What I'm trying to say there should be direct restriction on taking any damage at all in the ruleset not just from enemies if you want the moderation process to stay clear and simple.
Also it would be great to see some terms regarding Infernal Contract perk. Technically you do not take damage when use this perk but it is going to complicate moderation process as well.
I think I see the problem, the rules should probably clarify that you have to show you getting the "no hit" star on every level, which ideally should be done after the run (since some runs start with a fresh save or are single levels that's very easy to use as a guideline) The main issues I'm seeing right now -NG+ full game category lacks a clause to make verification simple / prevent cheating without having the runner manually show the star every level Ideally you'd start from a custom provided save that's NG+without any star and have the runner show it's like that every reset, more burden on the runner sure but still a lesser problem than any alternative. -Same rules apply to classic which doesn't feature anything like the star and as such would have to be very arbitrary However that might just be a byproduct of the leaderboard editing system having stupid limitations (if you make a variable it either applies to all or only one, so if you need the same variable in some categories it's a pain in the ass).
As for anything involving subtleties I'm fairly sure keeping it to what the game considers "no hit" (finishing the level with a full health bar regardless of anything that happened) is gonna be the preferred solution.
Yeah, if the rules require each stage to be manually checked for any hits in a full-game run that's just impossible to moderate. As long as the no-hit star is achieved, which would be a no-hit stage completion per the game's own definition, then it should be allowed on the no-hit leaderboard.
Oh yeah, I totally forgot we made an "All Stars" category because this issue was brought before. No Hit category would require manual review of every stage because as per the rules, you must complete each level without being hit once. I don't think that needs to include perk damage or damaging yourself, personally.
Although I'm not sure if we should even keep the "No-hit" category as it is, to be honest. If the game says ending the level with full health is enough to get the no-hit star, then that, in theory should be a full no-hit run.

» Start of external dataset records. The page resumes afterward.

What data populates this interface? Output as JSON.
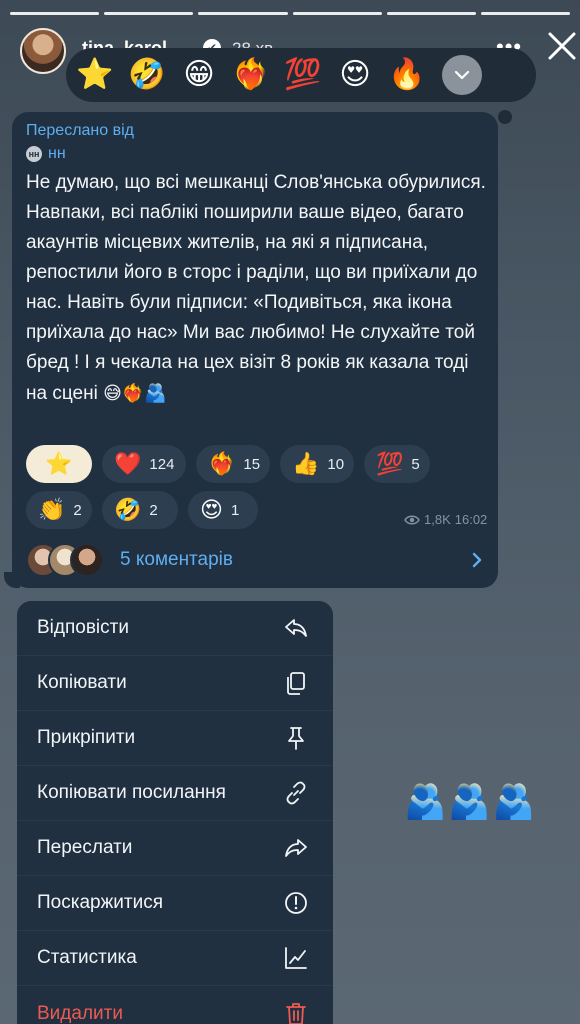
{
  "story": {
    "segments": 6
  },
  "header": {
    "username": "tina_karol",
    "verified": "✔",
    "time": "28 хв",
    "more": "•••"
  },
  "emoji_strip": [
    "⭐",
    "🤣",
    "😁",
    "❤️‍🔥",
    "💯",
    "😍",
    "🔥"
  ],
  "message": {
    "forwarded_label": "Переслано від",
    "source_initials": "нн",
    "source_name": "нн",
    "text": "Не думаю, що всі мешканці Слов'янська обурилися. Навпаки, всі паблікі поширили ваше відео, багато акаунтів місцевих жителів, на які я підписана, репостили його в сторс і раділи, що ви приїхали до нас. Навіть були підписи: «Подивіться, яка ікона приїхала до нас» Ми вас любимо! Не слухайте той бред ! І я чекала на цех візіт 8 років як казала тоді на сцені",
    "text_emoji": "😅❤️‍🔥🫂",
    "reactions": [
      {
        "emoji": "⭐",
        "count": "",
        "selected": true
      },
      {
        "emoji": "❤️",
        "count": "124"
      },
      {
        "emoji": "❤️‍🔥",
        "count": "15"
      },
      {
        "emoji": "👍",
        "count": "10"
      },
      {
        "emoji": "💯",
        "count": "5"
      },
      {
        "emoji": "👏",
        "count": "2"
      },
      {
        "emoji": "🤣",
        "count": "2"
      },
      {
        "emoji": "😍",
        "count": "1"
      }
    ],
    "views": "1,8K",
    "time": "16:02",
    "comments_label": "5 коментарів"
  },
  "menu": [
    {
      "label": "Відповісти",
      "icon": "reply-icon"
    },
    {
      "label": "Копіювати",
      "icon": "copy-icon"
    },
    {
      "label": "Прикріпити",
      "icon": "pin-icon"
    },
    {
      "label": "Копіювати посилання",
      "icon": "link-icon"
    },
    {
      "label": "Переслати",
      "icon": "forward-icon"
    },
    {
      "label": "Поскаржитися",
      "icon": "report-icon"
    },
    {
      "label": "Статистика",
      "icon": "statistics-icon"
    },
    {
      "label": "Видалити",
      "icon": "trash-icon",
      "danger": true
    }
  ],
  "floating_emoji": "🫂🫂🫂",
  "colors": {
    "accent": "#5eaef0",
    "bubble": "#213040",
    "danger": "#ee5a52"
  }
}
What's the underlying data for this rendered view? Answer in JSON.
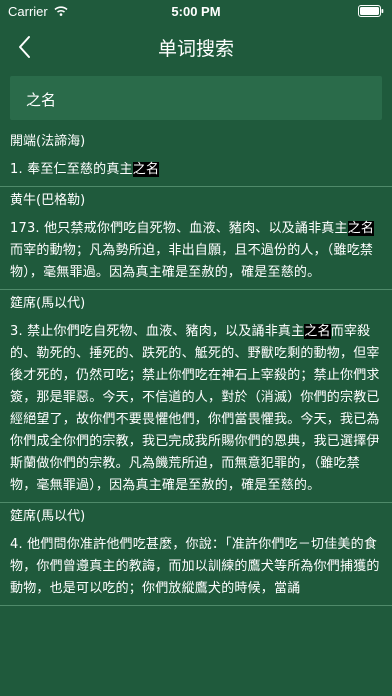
{
  "status_bar": {
    "carrier": "Carrier",
    "time": "5:00 PM"
  },
  "nav": {
    "title": "单词搜索",
    "back_icon": "chevron-left-icon"
  },
  "search": {
    "value": "之名"
  },
  "colors": {
    "background": "#1f5a3c",
    "search_box": "#2a6b4a",
    "highlight_bg": "#000000",
    "divider": "#4f8a6a"
  },
  "results": [
    {
      "title": "開端(法諦海)",
      "before": "1. 奉至仁至慈的真主",
      "highlight": "之名",
      "after": ""
    },
    {
      "title": "黄牛(巴格勒)",
      "before": "173. 他只禁戒你們吃自死物、血液、豬肉、以及誦非真主",
      "highlight": "之名",
      "after": "而宰的動物；凡為勢所迫，非出自願，且不過份的人，（雖吃禁物），毫無罪過。因為真主確是至赦的，確是至慈的。"
    },
    {
      "title": "筵席(馬以代)",
      "before": "3. 禁止你們吃自死物、血液、豬肉，以及誦非真主",
      "highlight": "之名",
      "after": "而宰殺的、勒死的、捶死的、跌死的、觝死的、野獸吃剩的動物，但宰後才死的，仍然可吃；禁止你們吃在神石上宰殺的；禁止你們求簽，那是罪惡。今天，不信道的人，對於（消滅）你們的宗教已經絕望了，故你們不要畏懼他們，你們當畏懼我。今天，我已為你們成全你們的宗教，我已完成我所賜你們的恩典，我已選擇伊斯蘭做你們的宗教。凡為饑荒所迫，而無意犯罪的，（雖吃禁物，毫無罪過），因為真主確是至赦的，確是至慈的。"
    },
    {
      "title": "筵席(馬以代)",
      "before": "4. 他們問你准許他們吃甚麼，你說：「准許你們吃－切佳美的食物，你們曾遵真主的教誨，而加以訓練的鷹犬等所為你們捕獲的動物，也是可以吃的；你們放縱鷹犬的時候，當誦",
      "highlight": "",
      "after": ""
    }
  ]
}
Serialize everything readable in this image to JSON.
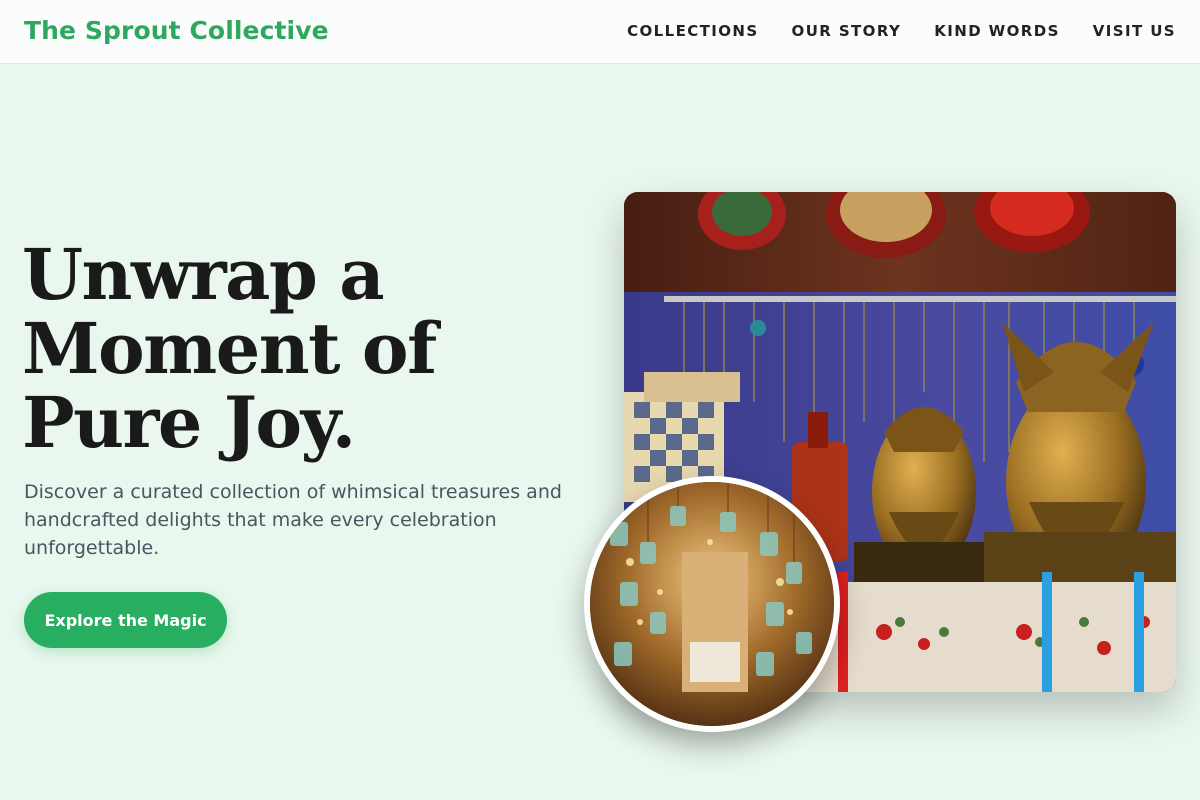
{
  "brand": {
    "name": "The Sprout Collective"
  },
  "nav": {
    "items": [
      {
        "label": "COLLECTIONS"
      },
      {
        "label": "OUR STORY"
      },
      {
        "label": "KIND WORDS"
      },
      {
        "label": "VISIT US"
      }
    ]
  },
  "hero": {
    "headline": "Unwrap a Moment of Pure Joy.",
    "subtitle": "Discover a curated collection of whimsical treasures and handcrafted delights that make every celebration unforgettable.",
    "cta_label": "Explore the Magic"
  },
  "colors": {
    "accent": "#27ae60",
    "brand_text": "#2fa85f",
    "background": "#e9f7ee"
  }
}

I'd support making All Stars the default and merging no hit into it, effectively deleting No Hit as a separate thing, if others agreed it's just not worth it keeping them separate, especially if moderating a true no hit is problematic. After all, the game has a Star mechanic, but no sudden death mechanic. Also, there's some strategy in risking for an early Infernal Pact perk while hoping to recover full health mid-level, while Highlander is just pure luck and not really a great loss if we do remove No Hit as a separate thing.
Should the proposal be a separate thread? This seems like a good enough place to discuss that.